Ce rapport, basé sur des données recueillies dans cinq provinces (Nord-Kivu, Sud-Kivu, Ituri, Maniema et Kasaï-Central), montre que les équipes de MSF ont traité un nombre sans précédent de victimes de violences sexuelles, avec une concentration particulièrement marquée dans la province du Nord-Kivu, en proie à des conflits armés intenses. Entre janvier et mai 2024, MSF a pris en charge 17.363 victimes rien qu'au Nord-Kivu, représentant 69% du total des victimes soignées en 2023 dans les cinq provinces concernées. Les femmes et les filles, majoritairement déplacées en raison des combats entre le M23 et l'armée congolaise, sont les premières victimes, exposées à des agressions, souvent sous la menace d'armes, dans et autour des camps de déplacés.

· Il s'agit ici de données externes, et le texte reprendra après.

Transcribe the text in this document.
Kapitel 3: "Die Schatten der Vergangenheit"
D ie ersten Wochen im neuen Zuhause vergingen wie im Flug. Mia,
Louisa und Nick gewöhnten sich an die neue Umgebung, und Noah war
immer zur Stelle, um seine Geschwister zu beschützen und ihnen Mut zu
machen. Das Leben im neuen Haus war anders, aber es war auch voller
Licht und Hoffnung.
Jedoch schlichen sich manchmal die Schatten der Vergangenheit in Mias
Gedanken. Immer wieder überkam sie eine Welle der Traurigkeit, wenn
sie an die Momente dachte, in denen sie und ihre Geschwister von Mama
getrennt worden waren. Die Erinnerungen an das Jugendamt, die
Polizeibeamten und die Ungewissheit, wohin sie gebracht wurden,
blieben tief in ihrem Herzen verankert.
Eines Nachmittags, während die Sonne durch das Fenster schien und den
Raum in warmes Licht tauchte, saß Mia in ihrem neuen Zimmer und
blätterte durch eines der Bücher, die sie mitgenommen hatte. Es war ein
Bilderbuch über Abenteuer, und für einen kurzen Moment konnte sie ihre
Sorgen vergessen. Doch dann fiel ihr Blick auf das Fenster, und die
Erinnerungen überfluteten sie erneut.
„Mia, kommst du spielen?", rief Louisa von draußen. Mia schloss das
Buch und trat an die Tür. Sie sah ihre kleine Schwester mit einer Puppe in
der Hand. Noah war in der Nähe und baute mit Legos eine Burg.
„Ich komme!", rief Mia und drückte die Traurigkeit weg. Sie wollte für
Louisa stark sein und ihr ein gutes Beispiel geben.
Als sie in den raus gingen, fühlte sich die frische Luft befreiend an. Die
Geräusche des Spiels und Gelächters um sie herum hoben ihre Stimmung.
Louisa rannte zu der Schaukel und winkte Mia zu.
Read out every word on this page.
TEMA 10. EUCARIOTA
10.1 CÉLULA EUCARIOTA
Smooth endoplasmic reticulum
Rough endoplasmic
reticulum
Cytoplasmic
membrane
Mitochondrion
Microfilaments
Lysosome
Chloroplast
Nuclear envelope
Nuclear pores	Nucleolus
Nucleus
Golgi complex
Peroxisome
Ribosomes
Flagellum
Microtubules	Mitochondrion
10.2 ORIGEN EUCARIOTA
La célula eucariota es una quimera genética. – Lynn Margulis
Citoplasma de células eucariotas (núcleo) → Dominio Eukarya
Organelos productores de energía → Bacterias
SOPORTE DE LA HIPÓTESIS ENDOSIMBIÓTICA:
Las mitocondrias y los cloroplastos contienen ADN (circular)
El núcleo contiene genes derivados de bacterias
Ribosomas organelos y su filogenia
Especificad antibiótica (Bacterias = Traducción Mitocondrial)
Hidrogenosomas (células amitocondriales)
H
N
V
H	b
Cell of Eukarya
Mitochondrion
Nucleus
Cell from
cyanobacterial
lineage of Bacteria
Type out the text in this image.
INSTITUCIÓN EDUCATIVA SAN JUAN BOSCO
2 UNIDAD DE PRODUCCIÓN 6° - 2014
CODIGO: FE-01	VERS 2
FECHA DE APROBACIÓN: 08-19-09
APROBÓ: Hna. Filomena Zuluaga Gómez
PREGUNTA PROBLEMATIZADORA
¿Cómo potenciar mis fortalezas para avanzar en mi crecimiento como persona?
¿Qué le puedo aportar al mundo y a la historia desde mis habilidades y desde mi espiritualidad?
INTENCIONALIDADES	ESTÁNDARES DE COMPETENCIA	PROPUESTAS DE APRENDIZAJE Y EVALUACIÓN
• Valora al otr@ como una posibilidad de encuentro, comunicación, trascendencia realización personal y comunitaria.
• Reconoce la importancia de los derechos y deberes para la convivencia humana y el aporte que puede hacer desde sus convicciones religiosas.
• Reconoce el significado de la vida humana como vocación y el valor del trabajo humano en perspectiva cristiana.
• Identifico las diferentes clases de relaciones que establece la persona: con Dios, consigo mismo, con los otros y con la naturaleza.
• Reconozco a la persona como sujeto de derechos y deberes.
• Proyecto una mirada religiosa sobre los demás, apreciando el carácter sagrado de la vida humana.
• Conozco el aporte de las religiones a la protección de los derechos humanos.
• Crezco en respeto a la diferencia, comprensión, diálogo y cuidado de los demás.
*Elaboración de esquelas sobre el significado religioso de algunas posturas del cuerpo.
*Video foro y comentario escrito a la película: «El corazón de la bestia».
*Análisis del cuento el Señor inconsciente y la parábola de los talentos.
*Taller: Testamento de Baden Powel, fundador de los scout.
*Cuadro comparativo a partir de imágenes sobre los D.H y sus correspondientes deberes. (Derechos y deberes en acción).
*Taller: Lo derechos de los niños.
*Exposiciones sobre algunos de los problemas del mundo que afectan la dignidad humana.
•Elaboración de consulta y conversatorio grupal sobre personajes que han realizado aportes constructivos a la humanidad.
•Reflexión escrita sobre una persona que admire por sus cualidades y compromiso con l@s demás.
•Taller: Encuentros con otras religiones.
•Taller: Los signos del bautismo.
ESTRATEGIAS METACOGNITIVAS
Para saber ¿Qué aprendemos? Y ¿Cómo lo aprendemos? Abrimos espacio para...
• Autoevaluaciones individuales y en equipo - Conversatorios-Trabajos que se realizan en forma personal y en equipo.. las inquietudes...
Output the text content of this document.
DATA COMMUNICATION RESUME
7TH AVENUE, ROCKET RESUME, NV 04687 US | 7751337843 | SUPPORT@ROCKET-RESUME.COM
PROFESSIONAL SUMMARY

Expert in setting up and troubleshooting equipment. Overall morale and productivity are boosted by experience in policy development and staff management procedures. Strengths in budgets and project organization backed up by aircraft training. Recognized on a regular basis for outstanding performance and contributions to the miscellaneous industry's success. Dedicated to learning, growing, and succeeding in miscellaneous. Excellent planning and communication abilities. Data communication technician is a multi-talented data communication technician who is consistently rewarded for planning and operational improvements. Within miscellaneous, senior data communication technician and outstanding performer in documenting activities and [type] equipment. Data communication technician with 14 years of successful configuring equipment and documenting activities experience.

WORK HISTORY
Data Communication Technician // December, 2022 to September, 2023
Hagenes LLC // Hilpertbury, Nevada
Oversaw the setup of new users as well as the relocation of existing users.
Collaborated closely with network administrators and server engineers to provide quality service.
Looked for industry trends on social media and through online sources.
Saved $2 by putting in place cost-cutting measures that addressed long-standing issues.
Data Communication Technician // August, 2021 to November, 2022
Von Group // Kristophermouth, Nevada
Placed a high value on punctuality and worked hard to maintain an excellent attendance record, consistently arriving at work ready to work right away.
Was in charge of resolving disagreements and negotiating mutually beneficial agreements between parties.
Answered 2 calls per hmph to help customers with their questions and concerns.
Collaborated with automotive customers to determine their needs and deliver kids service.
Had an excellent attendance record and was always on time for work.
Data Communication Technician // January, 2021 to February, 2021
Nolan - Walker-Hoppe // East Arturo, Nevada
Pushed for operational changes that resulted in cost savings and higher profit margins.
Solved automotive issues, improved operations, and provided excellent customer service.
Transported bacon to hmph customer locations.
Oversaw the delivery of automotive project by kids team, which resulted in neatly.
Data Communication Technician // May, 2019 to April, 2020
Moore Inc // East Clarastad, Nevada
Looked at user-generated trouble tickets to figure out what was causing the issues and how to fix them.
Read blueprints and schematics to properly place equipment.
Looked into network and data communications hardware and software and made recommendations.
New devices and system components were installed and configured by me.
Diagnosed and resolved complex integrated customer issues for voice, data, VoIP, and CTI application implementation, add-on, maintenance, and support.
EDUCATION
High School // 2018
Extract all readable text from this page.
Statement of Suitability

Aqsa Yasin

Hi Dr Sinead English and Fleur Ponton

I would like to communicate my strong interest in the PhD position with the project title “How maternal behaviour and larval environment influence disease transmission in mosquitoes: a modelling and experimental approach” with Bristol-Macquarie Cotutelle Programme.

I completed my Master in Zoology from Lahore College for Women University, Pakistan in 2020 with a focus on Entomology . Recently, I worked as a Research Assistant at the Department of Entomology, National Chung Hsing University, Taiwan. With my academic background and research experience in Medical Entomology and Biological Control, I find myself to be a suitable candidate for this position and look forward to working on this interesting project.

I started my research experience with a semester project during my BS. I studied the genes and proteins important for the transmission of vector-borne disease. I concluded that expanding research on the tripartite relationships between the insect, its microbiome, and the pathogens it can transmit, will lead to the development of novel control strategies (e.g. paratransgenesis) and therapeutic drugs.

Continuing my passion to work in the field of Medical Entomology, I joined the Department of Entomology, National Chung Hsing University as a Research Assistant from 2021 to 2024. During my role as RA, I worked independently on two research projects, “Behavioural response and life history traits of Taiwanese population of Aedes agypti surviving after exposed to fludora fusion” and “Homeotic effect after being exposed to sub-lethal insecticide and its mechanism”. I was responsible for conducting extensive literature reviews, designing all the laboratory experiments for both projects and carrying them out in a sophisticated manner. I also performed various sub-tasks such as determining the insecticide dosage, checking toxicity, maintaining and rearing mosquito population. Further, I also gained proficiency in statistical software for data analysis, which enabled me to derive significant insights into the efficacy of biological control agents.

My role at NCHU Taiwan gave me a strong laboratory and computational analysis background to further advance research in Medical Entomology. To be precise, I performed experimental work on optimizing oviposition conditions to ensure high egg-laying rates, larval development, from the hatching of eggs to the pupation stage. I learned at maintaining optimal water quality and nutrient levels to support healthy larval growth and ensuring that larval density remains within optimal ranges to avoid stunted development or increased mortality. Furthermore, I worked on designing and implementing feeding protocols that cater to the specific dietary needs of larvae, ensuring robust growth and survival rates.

Face à cette situation, MSF appelle à une action urgente de la part des autorités congolaises, des acteurs humanitaires et des bailleurs internationaux. L'organisation met en avant trois axes d'intervention prioritaires : d'abord, elle exhorte toutes les parties au conflit à respecter le droit international humanitaire, en interdisant les violences sexuelles et en garantissant la sécurité des camps de déplacés. Elle demande également que les conditions de vie dans ces camps soient améliorées de manière significative, notamment en assurant un meilleur accès à la nourriture, à l'eau et à des hébergements éclairés et sécurisés pour les femmes et les filles. Enfin, MSF insiste sur l'importance d'un renforcement massif de la prise en charge des victimes, tant au niveau médical que psychologique et juridique, avec des financements à long terme pour garantir la continuité des soins.
Le rapport met également en lumière que 98% des victimes soignées en 2023 sont des femmes et des filles, dont 10% sont mineures. La détérioration des conditions de vie dans les camps de déplacés, conjuguée à l'insécurité omniprésente, aggrave cette crise humanitaire. Les femmes sont souvent agressées en sortant des camps pour collecter du bois ou de l'eau, ou lorsqu'elles sont contraintes de se déplacer dans les champs. Certaines sont même victimes d'exploitation sexuelle pour subvenir aux besoins de leur famille.
Christopher Mambula, responsable des programmes de MSF pour la RDC, a souligné que "les quelques programmes existants sont trop limités dans le temps et largement sous-dimensionnés. La mobilisation de tous est nécessaire pour protéger les femmes et répondre aux besoins urgents des victimes." Il a également mis en garde contre la fragilité des financements humanitaires et a plaidé pour une réponse plus durable à cette crise.
Les violences sexuelles en RDC constituent une urgence médicale et humanitaire de premier ordre. Le dernier rapport du Gender-Based Violence Area of Responsibility (GBV AoR) RDC a révélé que 55.500 survivants de violences sexuelles ont reçu une prise en charge médicale au cours du deuxième trimestre 2024, soulignant l'ampleur de la crise.
MSF appelle à des actions concrètes et immédiates pour enrayer ce fléau et protéger les populations civiles, notamment les femmes et les filles, qui en sont les premières victimes.